D. Le tue storie spesso non sono legate solo alla casa, ma anche ai personaggi famosi che ti incaricano di arredarla..... R. In effetti credo che più che l'arredo della casa, ogni personaggio deve avere la sua giusta cornice.Uso sempre questo termine; quando suoniamo al campanello a seconda di chi siamo, ci viene aperta la porta. In molti casi sono i domestici, a me, spesso, capita che siano i padroni di casa ad accogliermi, visto che con loro cerco di creare una grande famigliarità. Mi ricordo quando andai a Roma dal Rag. Capo dello Stato dr. Monorchio. Dopo aver superato i vari passaggi della sicurezza, mi aprì la porta sua moglie; come spesso mi succede in quegli attimi, vedo il padrone di casa come un quadro e, dando una sbirciata all'interno della casa, mi rendo conto subito di ciò che dovrò fare. E' questo forse il mio talento, riesco a svuotarmi e a percepire qual è la cornice più giusta per le persone.

D. E poi anche i luoghi hanno su di te un certo fascino: Roma, Capri, Firenze, Sirmione, l'isola del Giglio e la Sardegna... R. Sì Roma mi travolge per la sua grandiosità, per la forza di questi grandi personaggi che l'hanno costruita. Persone eccezionali, irraggiungibili. come coloro che hanno operato e operano in seno alla Chiesa e vogliono lasciare un'importante traccia di sé. Capri mi dà tanta gioia per la sua bellezza naturale, per le sue vetrine sempre al top, per la gente tutta bella, un po' meno per quanto costa cara. Firenze è stupenda, raccolta, piena di poesia... io ci abito e mi trovo benissimo, come in un grande paese. Sirmione è il luogo dove ha vissuto la Callas, paese generoso per le sue pietre, per i suoi edifici, per le sue acque sulfuree, per la gentilezza dei suoi cipressi che mi sembrano tante sculture di arte moderna. L'isola del Giglio mi piace per la sua apparente povertà; non ci si veste, non ci sono locali in, si passano le serate in cantina in tutta libertà.

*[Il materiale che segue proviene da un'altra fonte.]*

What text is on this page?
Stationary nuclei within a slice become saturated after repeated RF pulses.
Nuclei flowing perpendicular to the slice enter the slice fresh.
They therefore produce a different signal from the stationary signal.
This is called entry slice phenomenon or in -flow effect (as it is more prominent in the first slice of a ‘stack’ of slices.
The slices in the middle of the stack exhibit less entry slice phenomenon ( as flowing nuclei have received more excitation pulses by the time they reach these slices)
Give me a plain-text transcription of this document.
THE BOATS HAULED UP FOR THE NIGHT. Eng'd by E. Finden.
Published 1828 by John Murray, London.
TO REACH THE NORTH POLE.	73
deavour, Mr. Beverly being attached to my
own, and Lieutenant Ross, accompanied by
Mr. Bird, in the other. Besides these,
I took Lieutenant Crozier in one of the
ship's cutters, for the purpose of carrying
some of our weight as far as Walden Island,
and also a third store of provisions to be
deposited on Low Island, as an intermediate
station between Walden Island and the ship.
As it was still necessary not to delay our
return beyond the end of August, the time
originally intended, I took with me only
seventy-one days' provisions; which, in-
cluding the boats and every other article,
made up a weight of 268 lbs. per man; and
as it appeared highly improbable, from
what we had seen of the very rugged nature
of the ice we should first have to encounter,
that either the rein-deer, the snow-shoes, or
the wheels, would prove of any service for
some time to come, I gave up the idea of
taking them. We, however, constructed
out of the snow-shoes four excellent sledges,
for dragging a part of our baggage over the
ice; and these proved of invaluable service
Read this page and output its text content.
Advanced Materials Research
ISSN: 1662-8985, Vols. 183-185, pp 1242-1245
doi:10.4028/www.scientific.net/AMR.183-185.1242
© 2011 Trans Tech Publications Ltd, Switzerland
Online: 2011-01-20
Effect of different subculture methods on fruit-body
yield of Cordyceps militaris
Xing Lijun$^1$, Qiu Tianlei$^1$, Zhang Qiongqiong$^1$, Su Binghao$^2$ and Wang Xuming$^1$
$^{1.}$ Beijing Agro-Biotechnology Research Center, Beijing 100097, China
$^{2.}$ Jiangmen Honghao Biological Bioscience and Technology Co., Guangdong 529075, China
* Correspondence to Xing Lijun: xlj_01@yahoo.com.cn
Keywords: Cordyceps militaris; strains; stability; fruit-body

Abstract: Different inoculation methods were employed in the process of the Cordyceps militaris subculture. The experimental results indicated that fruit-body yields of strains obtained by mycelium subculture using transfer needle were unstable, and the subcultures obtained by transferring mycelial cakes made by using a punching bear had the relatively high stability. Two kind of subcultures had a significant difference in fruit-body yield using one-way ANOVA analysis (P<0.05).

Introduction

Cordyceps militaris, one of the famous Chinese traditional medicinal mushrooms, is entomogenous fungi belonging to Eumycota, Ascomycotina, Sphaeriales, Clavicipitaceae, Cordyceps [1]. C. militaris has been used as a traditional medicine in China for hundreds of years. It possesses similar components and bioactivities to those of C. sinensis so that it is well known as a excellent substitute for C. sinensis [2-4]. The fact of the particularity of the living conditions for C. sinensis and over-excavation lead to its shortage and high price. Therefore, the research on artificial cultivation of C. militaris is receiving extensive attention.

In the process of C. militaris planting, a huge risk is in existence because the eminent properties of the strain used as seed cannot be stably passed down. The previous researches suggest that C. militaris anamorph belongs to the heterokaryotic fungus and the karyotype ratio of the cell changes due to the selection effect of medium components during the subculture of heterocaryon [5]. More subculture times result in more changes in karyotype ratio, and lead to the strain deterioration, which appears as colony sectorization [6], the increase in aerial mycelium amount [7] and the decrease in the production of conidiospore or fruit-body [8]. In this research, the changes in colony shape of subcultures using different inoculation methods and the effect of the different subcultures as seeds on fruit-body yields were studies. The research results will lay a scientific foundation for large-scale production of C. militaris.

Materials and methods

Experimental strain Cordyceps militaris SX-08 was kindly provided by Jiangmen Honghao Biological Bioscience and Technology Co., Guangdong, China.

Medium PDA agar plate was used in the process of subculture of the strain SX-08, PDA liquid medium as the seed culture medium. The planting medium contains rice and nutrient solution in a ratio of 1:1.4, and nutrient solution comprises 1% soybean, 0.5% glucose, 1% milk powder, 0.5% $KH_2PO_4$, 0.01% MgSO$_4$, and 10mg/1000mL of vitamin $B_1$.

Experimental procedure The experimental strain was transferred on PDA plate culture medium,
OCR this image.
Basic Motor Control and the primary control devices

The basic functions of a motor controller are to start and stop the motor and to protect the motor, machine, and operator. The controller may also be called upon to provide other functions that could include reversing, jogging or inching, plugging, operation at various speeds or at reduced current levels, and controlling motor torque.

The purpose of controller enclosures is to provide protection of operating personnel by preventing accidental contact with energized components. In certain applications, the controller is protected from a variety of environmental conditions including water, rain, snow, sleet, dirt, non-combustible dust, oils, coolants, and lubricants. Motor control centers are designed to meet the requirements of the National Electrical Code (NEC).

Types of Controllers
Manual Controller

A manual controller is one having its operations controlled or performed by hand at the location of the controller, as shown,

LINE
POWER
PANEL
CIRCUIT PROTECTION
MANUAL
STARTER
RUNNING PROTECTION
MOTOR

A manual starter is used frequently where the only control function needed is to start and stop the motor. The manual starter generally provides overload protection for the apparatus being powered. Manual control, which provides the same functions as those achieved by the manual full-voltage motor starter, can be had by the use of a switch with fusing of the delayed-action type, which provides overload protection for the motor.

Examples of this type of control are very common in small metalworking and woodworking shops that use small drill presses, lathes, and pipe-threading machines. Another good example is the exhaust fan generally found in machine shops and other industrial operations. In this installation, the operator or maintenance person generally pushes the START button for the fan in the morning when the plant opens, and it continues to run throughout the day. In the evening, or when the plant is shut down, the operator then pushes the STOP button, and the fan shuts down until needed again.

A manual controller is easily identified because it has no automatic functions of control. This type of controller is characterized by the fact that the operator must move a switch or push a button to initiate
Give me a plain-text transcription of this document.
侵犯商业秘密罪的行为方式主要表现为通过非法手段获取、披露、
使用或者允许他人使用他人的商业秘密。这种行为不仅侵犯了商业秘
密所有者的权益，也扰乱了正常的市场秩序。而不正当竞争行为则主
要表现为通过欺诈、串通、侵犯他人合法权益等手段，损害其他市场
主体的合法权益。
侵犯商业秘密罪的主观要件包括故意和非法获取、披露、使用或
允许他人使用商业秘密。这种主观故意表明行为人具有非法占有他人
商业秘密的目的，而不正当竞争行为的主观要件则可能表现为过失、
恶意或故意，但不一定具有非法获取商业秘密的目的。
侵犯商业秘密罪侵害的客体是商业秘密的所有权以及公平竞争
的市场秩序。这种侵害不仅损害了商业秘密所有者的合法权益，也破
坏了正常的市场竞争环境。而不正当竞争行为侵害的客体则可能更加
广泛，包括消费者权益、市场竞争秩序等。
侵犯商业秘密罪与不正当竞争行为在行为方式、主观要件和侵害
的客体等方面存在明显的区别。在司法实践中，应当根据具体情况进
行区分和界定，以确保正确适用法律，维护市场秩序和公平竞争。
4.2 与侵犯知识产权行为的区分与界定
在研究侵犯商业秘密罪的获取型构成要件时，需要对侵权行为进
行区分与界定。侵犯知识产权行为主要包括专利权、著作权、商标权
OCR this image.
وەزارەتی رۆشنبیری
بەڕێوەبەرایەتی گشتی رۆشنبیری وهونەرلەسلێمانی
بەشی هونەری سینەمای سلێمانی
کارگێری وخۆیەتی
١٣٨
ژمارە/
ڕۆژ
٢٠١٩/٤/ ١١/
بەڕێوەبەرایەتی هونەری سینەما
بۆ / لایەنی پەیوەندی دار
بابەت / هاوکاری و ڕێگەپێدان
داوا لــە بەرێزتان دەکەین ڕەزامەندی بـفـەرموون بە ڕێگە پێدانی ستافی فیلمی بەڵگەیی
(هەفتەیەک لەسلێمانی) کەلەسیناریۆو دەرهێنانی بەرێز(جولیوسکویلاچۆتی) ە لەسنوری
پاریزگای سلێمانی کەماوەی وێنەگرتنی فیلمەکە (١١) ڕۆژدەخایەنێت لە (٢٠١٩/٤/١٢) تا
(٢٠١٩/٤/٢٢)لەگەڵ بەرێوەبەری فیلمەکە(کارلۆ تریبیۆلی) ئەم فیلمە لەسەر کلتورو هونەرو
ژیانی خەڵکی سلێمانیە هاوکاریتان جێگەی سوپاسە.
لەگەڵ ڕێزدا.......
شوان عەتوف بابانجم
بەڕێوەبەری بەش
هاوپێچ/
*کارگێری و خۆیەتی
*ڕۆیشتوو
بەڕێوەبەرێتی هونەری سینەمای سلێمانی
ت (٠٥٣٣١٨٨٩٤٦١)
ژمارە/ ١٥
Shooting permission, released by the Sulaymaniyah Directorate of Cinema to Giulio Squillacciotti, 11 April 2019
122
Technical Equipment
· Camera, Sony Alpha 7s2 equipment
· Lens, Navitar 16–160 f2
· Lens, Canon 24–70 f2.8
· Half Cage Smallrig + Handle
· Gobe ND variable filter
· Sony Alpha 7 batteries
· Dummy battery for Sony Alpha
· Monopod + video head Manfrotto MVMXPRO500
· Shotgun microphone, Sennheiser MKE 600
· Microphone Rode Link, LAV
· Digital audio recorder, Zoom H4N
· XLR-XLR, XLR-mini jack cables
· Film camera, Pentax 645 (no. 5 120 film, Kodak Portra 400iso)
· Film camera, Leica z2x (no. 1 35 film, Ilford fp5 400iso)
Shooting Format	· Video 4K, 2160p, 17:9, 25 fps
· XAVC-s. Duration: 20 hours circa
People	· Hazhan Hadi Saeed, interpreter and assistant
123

La Sardegna è tutta eccezionale; mi dà stimoli con la forza della natura, con la bellezza del suo mare e la profondità dei suoi abitanti. e se ti piace, trovi anche la mondanità.

D. Uomo di mondo come sei, non disdegni neanche il gossip e la mondanità... R. Sì mi piacciono le belle feste, la bella gente, far chiacchiere intelligenti, le belle donne eleganti, perché alla fine di una serata mi sembra di essere stato in vacanza. mi sento rigenerato! Sai nelle serate eleganti, c'è sfoggio di gioielli e di abiti.ognuno dà il meglio di sé e... trovo ci sia dell'arte in tutto questo. D. Sappiamo che sono molteplici i tuoi interessi nell'arte e nel collezionismo: di che cosa ti occupi e ti sei occupato in particolar modo?

R. Molti sanno della mia collezione di cimeli di Maria Callas. Non so esprimere a parole le mie emozioni, perché troppo profonde, quando leggo le sue lettere o quando guardo il quadretto con la Sacra Famiglia del Cignaroli che era il suo portafortuna. In particolar modo posso dire che con questi cimeli ho allestito ad oggi 62 mostre in tutto il mondo e mi auguro che anche la città di Modena possa accoglierla, tanti sono gli ammiratori della Callas. Sono appassionato d'arte e mi piacciono molto gli artisti moderni perché come ho già avuto modo di dire credo molto "all'oggi". Sono incantato quando vedo a Milano in autostrada e dopo Reggio vedo il ponte di Calatrava.rimango tutte le volte rapito dalla leggerezza e dalla sua essenzialità.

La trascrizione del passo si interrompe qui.